Yayasan Keadilan untuk Semua didirikan Adnin untuk berkhidmat di tiga bidang, yakni bidang keagaamaan, pendidikan, dan kemanusiaan. Jauh sebelum terbentuk GNPF-MUI dan terselenggaranya Aksi Bela Islam, ia dan yayasannya banyak memberi bantuan untuk pengungsi Rohingya, korban gempa Pidie, dan korban serangan di Tolikara. Pria yang akrab disapa Ustadz Adnin ini bahkan menyuarakan pembelaan terhadap nasib pegungsi Rohingya ketika menjadi pembicara di Universitas Oxford, Inggris, tahun 2015 lalu.

Siapa sebenarnya Adnin Armas? Untuk mengenalnya lebih jauh, kita bisa memulai dari sebuah novel laris, Negeri 5 Menara, yang ditulis Ahmad Fuadi. Dalam novel itu, Fuadi menuliskan kenangan masa kecilnya (yang berarti, terinspirasi dari kisah nyata) di Pondok Modern Gontor. Di sana, ia bersahabat dengan beberapa santri yang datang dari penjuru Indonesia. Salah satu sahabatnya bernama Raja, anak Medan yang kutu buku dan selalu menjinjing kamus kemana-mana. Di kehidupan nyata, ialah Adnin Armas.

Budaya Ilmu

Adnin berdarah Aceh, namun lahir di Medan tahun 1972. Pendidikan di Gontor yang menanamkan akhlak dan adab membuatnya amat menjunjung tinggi budaya ilmu. Setelah selesai menempuh pendidikan di Gontor, ia melanjutkan kuliah strata 1 dalam bidang filsafat di International Islamic University of Malaysia, Kuala Lumpur. Kepada penulis, beberapa waktu lalu, ia menceritakan kebiasaannya ketika itu. “Saya menulis makalah filsafat, mulai dari Imam Al-Ghazali sampai Edmund Husserl, dengan berupaya merujuk langsung ke sumber utamanya,” ujarnya. Saat di luar kelas, sambungnya, ia bergaul dengan mahasiswa di jenjang yang lebih tinggi, bahkan dengan dosen-dosen.

Usai meraih gelar sarjana, Adnin melanjutkan pendidikan strata 2 di Institute of Islamic Thought and Civilizations (ISTAC), sebuah kampus dengan bangunan dan perpustakaan megah yang didirikan dan dipimpin langsung oleh filsuf muslim terbesar hari ini, Syed Muhammad Naquib Al-Attas. Ia juga menikahi Irma Draviyanti, yang dikenalnya di kampus IIUM. Irma adalah mahasiswi di jurusan ilmu ekonomi. Mereka menikah di Cipanas, 15 Februari 1997. Cipanas adalah kampung nenek Irma.

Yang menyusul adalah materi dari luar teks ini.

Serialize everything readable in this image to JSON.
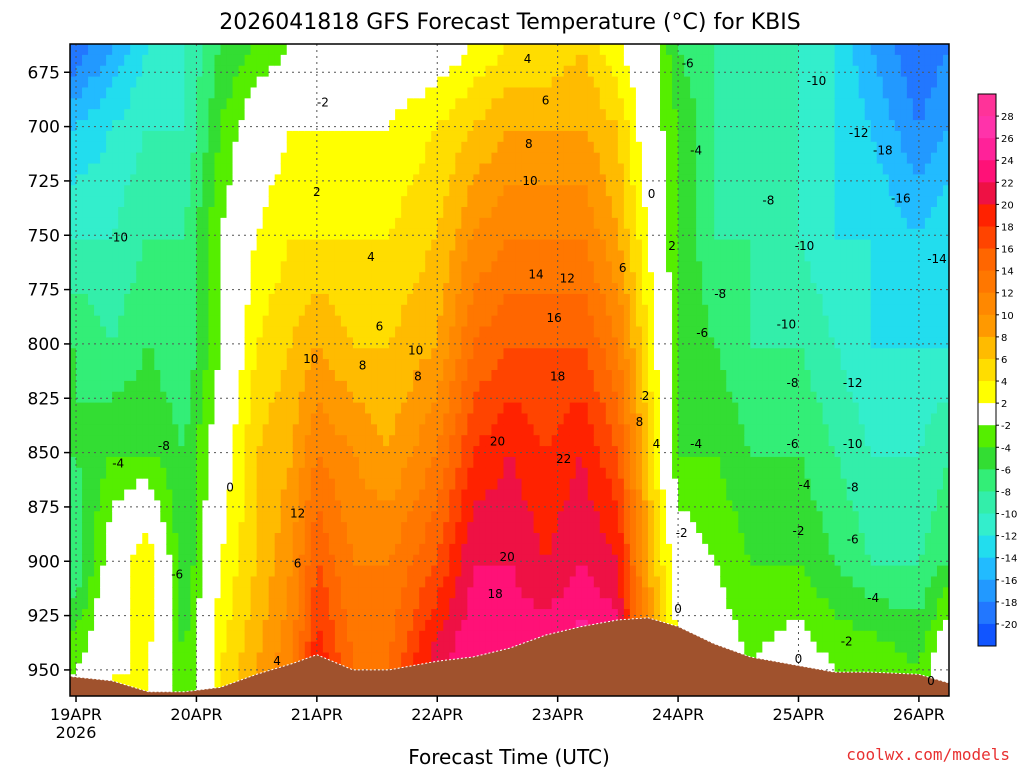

Dengan dukungan istrinya, ia menyelesaikan S2 dengan judul tesis “Fakhruddin ar-Razi on Time”, sebuah ulasan filsafat waktu dari seorang ulama filsuf-kalam.

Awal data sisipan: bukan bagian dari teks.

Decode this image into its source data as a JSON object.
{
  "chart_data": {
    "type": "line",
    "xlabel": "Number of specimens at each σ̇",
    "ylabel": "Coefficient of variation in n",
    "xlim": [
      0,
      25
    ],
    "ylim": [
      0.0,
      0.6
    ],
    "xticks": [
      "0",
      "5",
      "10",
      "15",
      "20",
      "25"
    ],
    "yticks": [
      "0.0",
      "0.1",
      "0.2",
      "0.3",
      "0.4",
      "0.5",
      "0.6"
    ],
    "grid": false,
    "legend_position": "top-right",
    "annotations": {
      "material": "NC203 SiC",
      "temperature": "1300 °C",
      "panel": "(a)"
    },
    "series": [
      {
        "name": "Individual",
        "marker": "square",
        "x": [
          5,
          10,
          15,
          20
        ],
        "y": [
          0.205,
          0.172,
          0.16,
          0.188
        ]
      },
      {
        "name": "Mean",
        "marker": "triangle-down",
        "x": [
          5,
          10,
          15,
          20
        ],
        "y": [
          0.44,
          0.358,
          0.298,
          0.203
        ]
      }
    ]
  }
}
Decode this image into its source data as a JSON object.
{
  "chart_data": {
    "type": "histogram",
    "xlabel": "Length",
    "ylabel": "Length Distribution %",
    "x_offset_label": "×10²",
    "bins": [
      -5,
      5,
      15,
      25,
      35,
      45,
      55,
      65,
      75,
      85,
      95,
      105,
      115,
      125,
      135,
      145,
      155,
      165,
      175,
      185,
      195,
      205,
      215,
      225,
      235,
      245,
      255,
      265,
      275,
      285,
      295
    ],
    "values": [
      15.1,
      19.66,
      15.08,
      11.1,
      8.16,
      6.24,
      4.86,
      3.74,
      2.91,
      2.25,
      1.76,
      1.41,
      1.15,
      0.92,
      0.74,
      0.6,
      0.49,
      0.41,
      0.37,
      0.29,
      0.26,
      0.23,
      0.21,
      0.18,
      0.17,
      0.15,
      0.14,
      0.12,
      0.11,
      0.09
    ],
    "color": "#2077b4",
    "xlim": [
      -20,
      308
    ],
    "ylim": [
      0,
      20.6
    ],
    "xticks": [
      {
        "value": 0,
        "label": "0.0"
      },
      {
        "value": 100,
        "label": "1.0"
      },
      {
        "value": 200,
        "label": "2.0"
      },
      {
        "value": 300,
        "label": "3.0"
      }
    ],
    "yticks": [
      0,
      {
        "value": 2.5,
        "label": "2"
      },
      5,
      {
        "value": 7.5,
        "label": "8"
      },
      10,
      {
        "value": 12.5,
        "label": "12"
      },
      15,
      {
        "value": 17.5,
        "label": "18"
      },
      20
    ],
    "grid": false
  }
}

Selama berkuliah, Adnin harus memenuhi tuntutan akademis sekaligus rumah tangga. Untuk urusan akademis, ia harus menguasai bahasa asing selain Arab dan Inggris, seperti Yunani kuno dan Latin. Hal ini karena bagi Naquib Al-Attas, mempelajari pemikiran Barat dan Islam secara sungguh-sungguh akan jauh lebih baik bila menguasai langsung karya-karya utama pemikir mereka, yang ditulis dengan bahasa aslinya. Selain itu, pendidikan di ISTAC juga mengharuskan Adnin -dan mahasiswa lain- mempelajari mata kuliah seperti the worldview of Islam, logika formal, sampai posmodernisme. Naquib Al-Attas mendatangkan profesor-profesor berbagai bidang untuk mengajar mata kuliah itu, kecuali the worldview of Islam yang diampu langsung oleh Naquib Al-Attas.
Dalam sebuah diskusi santai dengan penulis, Adnin menunjukkan lembar nilai mata kuliahnya, dan hampir semua bernilai “A”.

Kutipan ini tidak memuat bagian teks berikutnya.